4. Bean not managed by Spring
The class must be registered as a Spring bean using annotations such as @Component , @Service , @Controller , or @Repository . Otherwise, Spring cannot apply transaction handling.
5. Multithreaded calls
Invoking a transactional method from a new thread breaks the transactional context; the two threads use separate database connections, so rollback in one does not affect the other.
6. Database engine does not support transactions
MyISAM tables in MySQL do not support transactions, while InnoDB does. Ensure the underlying tables use a transactional engine.
<code>SHOW ENGINES;</code>7. Transaction manager not configured
If no transaction manager bean is defined, Spring cannot start transactions. Spring Boot usually auto‑configures DataSourceTransactionManager .
8. Incorrect propagation settings
Using Propagation.NEVER or other non‑supporting propagation types disables transaction creation and throws an exception if a transaction already exists.
9. Inner method uses a propagation type that disables transactions
When an inner method is annotated with Propagation.NOT_SUPPORTED or similar, it runs outside any transaction, preventing rollback.
10. Swallowing exceptions
If a transactional method catches the exception and does not rethrow it, Spring assumes the operation succeeded and will not roll back.

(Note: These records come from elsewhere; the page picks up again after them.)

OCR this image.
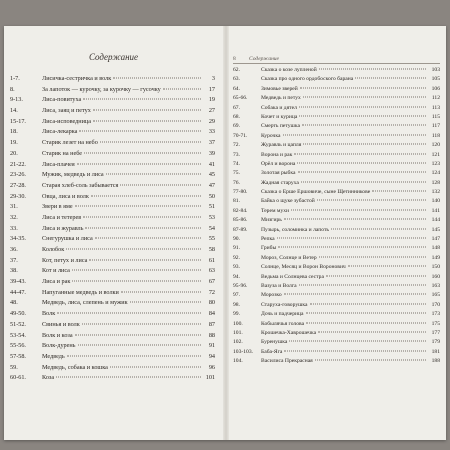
Содержание
1-7.	Лисичка-сестричка и волк	3
8.	За лапоток — курочку, за курочку — гусочку	17
9-13.	Лиса-повитуха	19
14.	Лиса, заяц и петух	27
15-17.	Лиса-исповедница	29
18.	Лиса-лекарка	33
19.	Старик лезет на небо	37
20.	Старик на небе	39
21-22.	Лиса-плачея	41
23-26.	Мужик, медведь и лиса	45
27-28.	Старая хлеб-соль забывается	47
29-30.	Овца, лиса и волк	50
31.	Звери в яме	51
32.	Лиса и тетерев	53
33.	Лиса и журавль	54
34-35.	Снегурушка и лиса	55
36.	Колобок	58
37.	Кот, петух и лиса	61
38.	Кот и лиса	63
39-43.	Лиса и рак	67
44-47.	Напуганные медведь и волки	72
48.	Медведь, лиса, слепень и мужик	80
49-50.	Волк	84
51-52.	Свинья и волк	87
53-54.	Волк и коза	88
55-56.	Волк-дурень	91
57-58.	Медведь	94
59.	Медведь, собака и кошка	96
60-61.	Коза	101
8	Содержание
62.	Сказка о козе лупленой	103
63.	Сказка про одного ордобоского барана	105
64.	Зимовье зверей	106
65-66.	Медведь и петух	112
67.	Собака и дятел	113
68.	Кочет и курица	115
69.	Смерть петушка	117
70-71.	Курочка	118
72.	Журавль и цапля	120
73.	Ворона и рак	121
74.	Орёл и ворона	123
75.	Золотая рыбка	124
76.	Жадная старуха	128
77-80.	Сказка о Ерше Ершовиче, сыне Щетинникове	132
81.	Байка о щуке зубастой	140
82-84.	Терем мухи	141
85-86.	Мизгирь	144
87-89.	Пузырь, соломинка и лапоть	145
90.	Репка	147
91.	Грибы	148
92.	Мороз, Солнце и Ветер	149
93.	Солнце, Месяц и Ворон Воронович	150
94.	Ведьма и Солнцева сестра	160
95-96.	Вазуза и Волга	163
97.	Морозко	165
98.	Старуха-говорушка	170
99.	Дочь и падчерица	173
100.	Кобылячья голова	175
101.	Крошечка-Хаврошечка	177
102.	Буренушка	179
103-103.	Баба-Яга	181
104.	Василиса Прекрасная	188
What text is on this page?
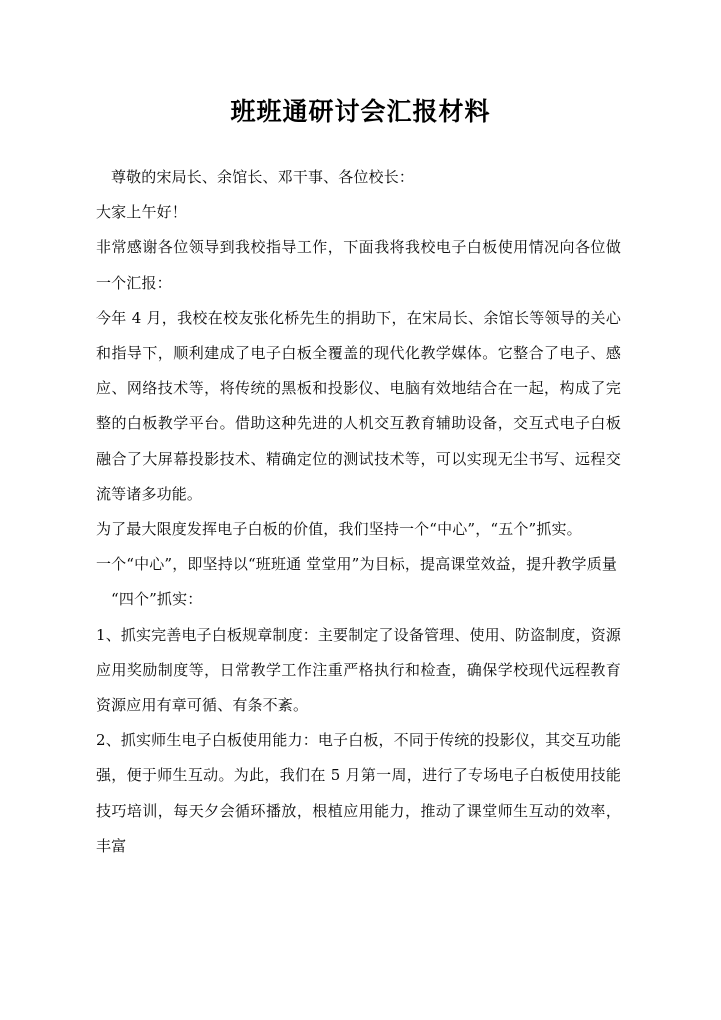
班班通研讨会汇报材料

尊敬的宋局长、余馆长、邓干事、各位校长：

大家上午好！

非常感谢各位领导到我校指导工作，下面我将我校电子白板使用情况向各位做一个汇报：

今年 4 月，我校在校友张化桥先生的捐助下，在宋局长、余馆长等领导的关心和指导下，顺利建成了电子白板全覆盖的现代化教学媒体。它整合了电子、感应、网络技术等，将传统的黑板和投影仪、电脑有效地结合在一起，构成了完整的白板教学平台。借助这种先进的人机交互教育辅助设备，交互式电子白板融合了大屏幕投影技术、精确定位的测试技术等，可以实现无尘书写、远程交流等诸多功能。

为了最大限度发挥电子白板的价值，我们坚持一个“中心”，“五个”抓实。

一个“中心”，即坚持以“班班通 堂堂用”为目标，提高课堂效益，提升教学质量

“四个”抓实：

1、抓实完善电子白板规章制度：主要制定了设备管理、使用、防盗制度，资源应用奖励制度等，日常教学工作注重严格执行和检查，确保学校现代远程教育资源应用有章可循、有条不紊。

2、抓实师生电子白板使用能力：电子白板，不同于传统的投影仪，其交互功能强，便于师生互动。为此，我们在 5 月第一周，进行了专场电子白板使用技能技巧培训，每天夕会循环播放，根植应用能力，推动了课堂师生互动的效率，丰富
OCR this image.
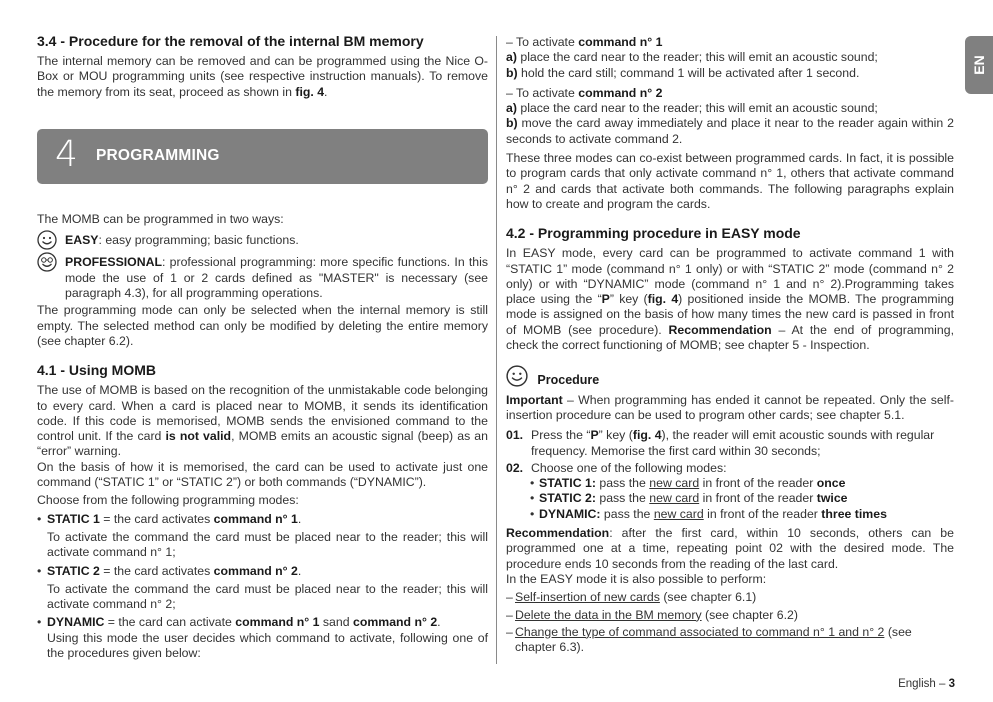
3.4 - Procedure for the removal of the internal BM memory

The internal memory can be removed and can be programmed using the Nice O-Box or MOU programming units (see respective instruction manuals). To remove the memory from its seat, proceed as shown in fig. 4.

4 PROGRAMMING

The MOMB can be programmed in two ways:

EASY: easy programming; basic functions.

PROFESSIONAL: professional programming: more specific functions. In this mode the use of 1 or 2 cards defined as "MASTER" is necessary (see paragraph 4.3), for all programming operations.

The programming mode can only be selected when the internal memory is still empty. The selected method can only be modified by deleting the entire memory (see chapter 6.2).

4.1 - Using MOMB

The use of MOMB is based on the recognition of the unmistakable code belonging to every card. When a card is placed near to MOMB, it sends its identification code. If this code is memorised, MOMB sends the envisioned command to the control unit. If the card is not valid, MOMB emits an acoustic signal (beep) as an “error” warning.

On the basis of how it is memorised, the card can be used to activate just one command (“STATIC 1” or “STATIC 2”) or both commands (“DYNAMIC”).

Choose from the following programming modes:

• STATIC 1 = the card activates command n° 1.

To activate the command the card must be placed near to the reader; this will activate command n° 1;

• STATIC 2 = the card activates command n° 2.

To activate the command the card must be placed near to the reader; this will activate command n° 2;

• DYNAMIC = the card can activate command n° 1 sand command n° 2.

Using this mode the user decides which command to activate, following one of the procedures given below:

– To activate command n° 1

a) place the card near to the reader; this will emit an acoustic sound;

b) hold the card still; command 1 will be activated after 1 second.

– To activate command n° 2

a) place the card near to the reader; this will emit an acoustic sound;

b) move the card away immediately and place it near to the reader again within 2 seconds to activate command 2.

These three modes can co-exist between programmed cards. In fact, it is possible to program cards that only activate command n° 1, others that activate command n° 2 and cards that activate both commands. The following paragraphs explain how to create and program the cards.

4.2 - Programming procedure in EASY mode

In EASY mode, every card can be programmed to activate command 1 with “STATIC 1” mode (command n° 1 only) or with “STATIC 2” mode (command n° 2 only) or with “DYNAMIC” mode (command n° 1 and n° 2).Programming takes place using the “P” key (fig. 4) positioned inside the MOMB. The programming mode is assigned on the basis of how many times the new card is passed in front of MOMB (see procedure). Recommendation – At the end of programming, check the correct functioning of MOMB; see chapter 5 - Inspection.

Procedure

Important – When programming has ended it cannot be repeated. Only the self-insertion procedure can be used to program other cards; see chapter 5.1.

01. Press the “P” key (fig. 4), the reader will emit acoustic sounds with regular frequency. Memorise the first card within 30 seconds;

02. Choose one of the following modes:

• STATIC 1: pass the new card in front of the reader once

• STATIC 2: pass the new card in front of the reader twice

• DYNAMIC: pass the new card in front of the reader three times

Recommendation: after the first card, within 10 seconds, others can be programmed one at a time, repeating point 02 with the desired mode. The procedure ends 10 seconds from the reading of the last card.

In the EASY mode it is also possible to perform:

– Self-insertion of new cards (see chapter 6.1)

– Delete the data in the BM memory (see chapter 6.2)

– Change the type of command associated to command n° 1 and n° 2 (see chapter 6.3).

EN
English – 3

11. Exception type mismatch
By default, Spring rolls back only on unchecked exceptions ( RuntimeException and Error ). Checked exceptions do not trigger a rollback unless configured.
12. Misconfigured rollbackFor attribute
If rollbackFor references an exception type that is never thrown, the transaction will not roll back even when an error occurs.
By avoiding these pitfalls, developers can ensure that Spring transactions work reliably in their applications.